A experiência na Carta traz o traço marcante da convivência com o idealizador e a alma da revista, Mino Carta, de longe o mais importante e referencial jornalista ainda em atividade no Brasil. Eu, que já havia trabalhador para as famílias Mesquita, Sirotsky, Marinho e Nascimento Brito, não sabia o que era ter como patrão um jornalista de verdade. Fosse apenas isso, ter a oportunidade de trabalhar e conviver com um profissional da qualidade – e com a sabedoria – de Mino, a experiência na CartaCapital já teria sido um presente. Mas foi mais do que isso.

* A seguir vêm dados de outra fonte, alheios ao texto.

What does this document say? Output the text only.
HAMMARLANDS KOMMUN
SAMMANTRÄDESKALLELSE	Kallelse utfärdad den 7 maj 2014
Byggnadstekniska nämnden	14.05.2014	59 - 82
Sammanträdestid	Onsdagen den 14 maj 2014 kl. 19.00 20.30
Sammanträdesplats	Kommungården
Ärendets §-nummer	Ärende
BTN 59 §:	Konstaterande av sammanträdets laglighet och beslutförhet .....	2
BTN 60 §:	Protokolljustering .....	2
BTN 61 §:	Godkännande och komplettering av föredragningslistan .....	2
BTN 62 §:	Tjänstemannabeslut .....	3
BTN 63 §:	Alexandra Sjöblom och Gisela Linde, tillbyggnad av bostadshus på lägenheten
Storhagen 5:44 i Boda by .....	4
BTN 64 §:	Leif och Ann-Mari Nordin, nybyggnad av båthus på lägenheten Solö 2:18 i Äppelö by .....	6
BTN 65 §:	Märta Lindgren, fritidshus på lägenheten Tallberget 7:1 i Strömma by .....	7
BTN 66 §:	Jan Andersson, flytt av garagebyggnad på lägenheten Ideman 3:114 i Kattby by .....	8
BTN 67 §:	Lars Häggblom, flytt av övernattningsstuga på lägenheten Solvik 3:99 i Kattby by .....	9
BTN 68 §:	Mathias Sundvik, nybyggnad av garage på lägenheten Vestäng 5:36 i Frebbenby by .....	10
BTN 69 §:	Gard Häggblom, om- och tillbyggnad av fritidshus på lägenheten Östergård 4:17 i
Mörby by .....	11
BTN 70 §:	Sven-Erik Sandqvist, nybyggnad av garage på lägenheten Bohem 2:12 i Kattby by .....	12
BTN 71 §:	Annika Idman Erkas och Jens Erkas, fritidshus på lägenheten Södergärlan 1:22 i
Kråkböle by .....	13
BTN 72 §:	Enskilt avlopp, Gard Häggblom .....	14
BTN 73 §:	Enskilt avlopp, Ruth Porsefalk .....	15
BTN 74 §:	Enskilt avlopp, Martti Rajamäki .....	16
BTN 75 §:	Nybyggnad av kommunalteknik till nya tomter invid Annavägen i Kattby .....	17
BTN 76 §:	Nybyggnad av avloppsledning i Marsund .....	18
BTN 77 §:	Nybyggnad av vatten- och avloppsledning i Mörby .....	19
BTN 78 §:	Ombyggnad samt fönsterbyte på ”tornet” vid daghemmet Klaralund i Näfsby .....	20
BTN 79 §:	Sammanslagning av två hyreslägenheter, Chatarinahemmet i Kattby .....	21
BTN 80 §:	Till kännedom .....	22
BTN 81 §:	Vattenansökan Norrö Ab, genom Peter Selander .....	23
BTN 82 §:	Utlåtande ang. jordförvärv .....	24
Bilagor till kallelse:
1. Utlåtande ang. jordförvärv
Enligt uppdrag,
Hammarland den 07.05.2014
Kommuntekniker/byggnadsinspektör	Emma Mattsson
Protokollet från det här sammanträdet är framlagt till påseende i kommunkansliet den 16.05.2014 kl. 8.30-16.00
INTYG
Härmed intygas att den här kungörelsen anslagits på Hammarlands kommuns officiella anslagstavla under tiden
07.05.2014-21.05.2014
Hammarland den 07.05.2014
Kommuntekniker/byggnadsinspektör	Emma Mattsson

Nesses oito anos de CartaCapital, moldei meu espírito de repórter no combate permanente às injustiças sociais, ao moralismo seletivo e ao mau jornalismo vendido à sociedade como suprassumo do pensamento liberal, mas que é somente subproduto risível de certa escola de reportagem a serviço do que há de pior e mais reacionário no pensamento das autodenominadas elites nacionais.
Desde a minha trincheira, na capital federal, parti para percorrer o País a fim de ouvir quem nunca tinha sido ouvido e dar voz a quem nunca pode falar.
Fui, com muito orgulho, o repórter dos invisíveis.
Agora, de partida para outras plagas profissionais, gostaria de compartilhar com todos vocês, queridos amigos, colegas e leitores, esse meu sentimento contraditório, tão típico dos que se despendem sem a certeza de que querem mesmo ir embora.
Eu devo a CartaCapital a oportunidade de ter voltado a amar o jornalismo, com todas as dificuldades e sacrifícios que esse ofício tão especial nos coloca no caminho, todo dia.
Hoje, no meu último dia de trabalho na Carta, olho para trás e espero, sinceramente, ter retribuído à altura.